The verb in Philippians 2:5 is second person plural so that the verse says "Let this mind be in you (pl)" as opposed to "Let this mind be in you (sg)" The verse isn't saying that we must have the mind that was in Christ, but that we must put "this" into our minds, "this" being the humility that was in Christ Jesus.
The first two words of the sentence (τοῦτο φρονεῖτε - touto phroneite) simply translate as "Think about this" or "Set your minds on this." The plurality of the verb simply means that Paul is speaking to multiple people rather than just one. He's telling us all to set our minds on this.
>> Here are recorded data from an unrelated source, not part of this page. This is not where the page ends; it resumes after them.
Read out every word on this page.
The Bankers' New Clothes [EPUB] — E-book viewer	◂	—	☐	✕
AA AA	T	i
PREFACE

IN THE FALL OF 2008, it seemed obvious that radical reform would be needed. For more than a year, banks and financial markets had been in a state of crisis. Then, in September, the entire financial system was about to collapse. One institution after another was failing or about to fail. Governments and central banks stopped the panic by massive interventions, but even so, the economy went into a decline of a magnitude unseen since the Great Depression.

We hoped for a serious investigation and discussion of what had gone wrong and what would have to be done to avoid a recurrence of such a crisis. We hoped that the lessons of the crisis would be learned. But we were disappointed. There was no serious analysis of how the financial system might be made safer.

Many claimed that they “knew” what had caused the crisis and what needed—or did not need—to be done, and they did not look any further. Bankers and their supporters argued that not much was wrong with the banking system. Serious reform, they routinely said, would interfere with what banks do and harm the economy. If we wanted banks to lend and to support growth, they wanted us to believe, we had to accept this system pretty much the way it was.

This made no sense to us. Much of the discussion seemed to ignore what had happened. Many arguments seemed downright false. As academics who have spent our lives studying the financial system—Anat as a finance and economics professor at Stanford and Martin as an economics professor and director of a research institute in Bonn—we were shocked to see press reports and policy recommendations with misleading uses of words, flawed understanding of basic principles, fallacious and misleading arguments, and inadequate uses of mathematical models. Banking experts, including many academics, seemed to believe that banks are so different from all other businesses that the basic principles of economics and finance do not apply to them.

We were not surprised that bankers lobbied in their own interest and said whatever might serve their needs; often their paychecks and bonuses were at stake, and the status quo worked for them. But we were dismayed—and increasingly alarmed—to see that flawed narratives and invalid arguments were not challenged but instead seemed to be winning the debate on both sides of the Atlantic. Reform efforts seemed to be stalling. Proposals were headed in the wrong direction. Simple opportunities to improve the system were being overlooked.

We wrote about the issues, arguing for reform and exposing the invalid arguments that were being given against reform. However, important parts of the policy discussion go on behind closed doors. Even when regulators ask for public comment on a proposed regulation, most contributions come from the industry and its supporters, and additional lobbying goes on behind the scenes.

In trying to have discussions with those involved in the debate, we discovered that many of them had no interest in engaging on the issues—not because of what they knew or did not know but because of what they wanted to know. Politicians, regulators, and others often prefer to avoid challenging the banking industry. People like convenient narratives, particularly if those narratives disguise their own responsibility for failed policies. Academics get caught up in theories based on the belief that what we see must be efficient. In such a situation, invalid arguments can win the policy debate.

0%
Unlike the 1 Corinthians passage, this verse isn't telling us that we have the same mind as Christ. Rather, it's telling us to fill our minds with humility.
The reason that's hard to get from the English translation is that the rest of the verse doesn't translate directly into English. A literal translation would look something like this:
Think about this in you, which also was in Christ Jesus
or, as the Lexham English Bible says:
Think this in/among yourselves which was also in Christ Jesus,
("among" is found in the footnotes)
Thus, this verse is not saying that the thing that should be in you, which was also in Christ Jesus, is the "mind" of Christ. Instead, it's saying that "this (τοῦτο - touto)," should be in you: Christ's humility (as elaborated by the next few verses)
As for why there's no article before "mind" in 1 Corinthians 2:16, I'm not entirely sure, but it is used a lot of other times without the article. For example, Rom 11:34 uses the same phrase as this verse in referring to the mind of the Lord (without the article) as incomprehensible and perfect. Also Phil 4:7 says that the peace of God will guard our hearts and minds (without the article) in Christ Jesus. So, I would guess that there's not much significance in it, but maybe someone can answer that better.